If you have not heard about counterfactual explanations before, feel free to also check out my introductory posts: 1) Individual Recourse for Black Box Models and 2) A new tool for explainable AI.

There are typically many ways to achieve this, in other words, many different counterfactuals may yield the same desired outcome. A key challenge for researchers has therefore been to, firstly, define certain desirable characteristics of counterfactual explanations and, secondly, come up with efficient ways to achieve them.

One of the most important and studied characteristics of counterfactual explanations is ‘plausibility’: explanations should look realistic to humans. Plausibility is positively associated with actionability, robustness (Artelt et al. 2021) and causal validity (Mahajan, Tan, and Sharma 2020). To achieve plausibility, many existing approaches rely on surrogate models. This is straightforward but it also convolutes things further: it essentially reallocates the task of learning plausible explanations for the data from the model itself to the surrogate.
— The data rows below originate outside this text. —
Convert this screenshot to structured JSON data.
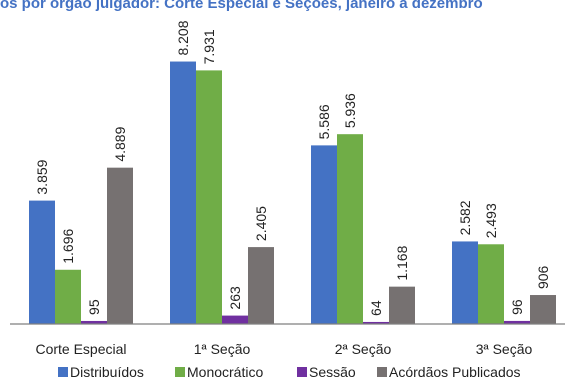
{
  "chart_data": {
    "type": "bar",
    "title": "Distribuídos por órgão julgador: Corte Especial e Seções, janeiro a dezembro",
    "categories": [
      "Corte Especial",
      "1ª Seção",
      "2ª Seção",
      "3ª Seção"
    ],
    "series": [
      {
        "name": "Distribuídos",
        "color": "#4472C4",
        "values": [
          3859,
          8208,
          5586,
          2582
        ],
        "labels": [
          "3.859",
          "8.208",
          "5.586",
          "2.582"
        ]
      },
      {
        "name": "Monocrático",
        "color": "#70AD47",
        "values": [
          1696,
          7931,
          5936,
          2493
        ],
        "labels": [
          "1.696",
          "7.931",
          "5.936",
          "2.493"
        ]
      },
      {
        "name": "Sessão",
        "color": "#7030A0",
        "values": [
          95,
          263,
          64,
          96
        ],
        "labels": [
          "95",
          "263",
          "64",
          "96"
        ]
      },
      {
        "name": "Acórdãos Publicados",
        "color": "#767171",
        "values": [
          4889,
          2405,
          1168,
          906
        ],
        "labels": [
          "4.889",
          "2.405",
          "1.168",
          "906"
        ]
      }
    ],
    "ylim": [
      0,
      8600
    ],
    "grid": false,
    "legend_position": "bottom",
    "title_color": "#4472C4"
  }
}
In our AAAI 2024 paper, Faithful Model Explanations through Energy-Based Conformal Counterfactuals (ECCCo), we propose that we should not only look for explanations that please us but rather focus on generating counterfactuals that faithfully explain model behavior. It turns out that we can achieve both faithfulness and plausibility by relying solely on the model itself, leveraging recent advances in energy-based modelling and conformal prediction. We support this claim through extensive empirical studies and believe that ECCCo opens avenues for researchers and practitioners seeking tools to better distinguish trustworthy from unreliable models.

This is a companion post to our recent AAAI 2024 paper co-authored with Mojtaba Farmanbar, Arie van Deursen and Cynthia C. S. Liem. The paper is a more formal and detailed treatment of the topic and is available here. This post is intentionally free of technical details, maths or code. It is meant to provide a high-level overview of the paper.